Well this is my first official blog! I will start off by saying I think this will be a great stress reliever for me to begin purging all these feelings I have floating inside my head regarding my hair. As a child I would run around with towels on my head dreaming of having "good" hair and feeling inferior because I didn't have it. All my dolls were white and I dreamed of having little girls with long "good" hair. By the time I was 9 years old my mother got tired of pressing, washing, and combing my natural hair so in came the good ole PCJ. I couldn't have been happier! My naturally thick coarse hair was now bone straight and I could do it myself!!! That was the beginning of my addiction to overprocessing my hair, breakage, and thinning. Oh the glory days right? Ha! Of course I also contributed none of these hair issues to the creamy crack I was putting on my hair every 4-6 weeks!
Anyway... I had always envied the gorgeous natural styles I would see black women wear and I had always wanted to try it out. I would begin growing out my perm only to fall back into old habits when the new growth made styling difficult. So went my entire 20's.
The summer before I turned 30. I decided to just do it. I went to my husbands cousin two days after the forth of July and had her cut off all my perm. Just like that! It was gone. I felt fantastic! My last child was a girl and she really inspired me to do my big chop. She's three and of course she is natural. After combing and styling her hair for three years I came to envy my own child's head of natural hair. It was so gorgeous! I wanted hair just like it. I wondered why anyone would slap a perm on something so beautiful? I felt like a traitor as my daughter would sit on the toilet in the bathroom and watch me apply perm to my hair to make it straight when she was sitting there with hair that I thought was so gorgeous. "Would she want to perm her hair because I permed mine?" I wondered as I applied my perm. Of course she would I thought. So yes I made that leap for myself and for my daughter who I hoped would grow up and never put a towel on her head and wish she were anything other than what she was. A gorgeous chocolate colored African American princess.
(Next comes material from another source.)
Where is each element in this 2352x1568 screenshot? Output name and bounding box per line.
The bliss from my BC didn't last long. Those hair styles that I seen that were so cute on youtube and the natural women on the street, even my own precious daughter did not have the hair texture that I have. I am what others on youtube call 4C. My child is a 4a/b with curl definition everywhere. I wanted to embrace my texture which is the whole point of going natural but I had no practice in caring for this type of hair. I had been burning it into submission for the past 20 years. I had no clue how to care for my hair...so what did I do??? Bring on the braids! I hid my hair under braids for several months. Then I came to the realization that all things take time. I needed to establish a relationship with my hair and I set off to do just that. We are coming along. I don't hide my hair anymore and I am proud of that. I am pretty confident that I am going to get Sisterlocks as soon as I can afford it and I can't wait to start that journey as well. Wish me luck. Blog you later!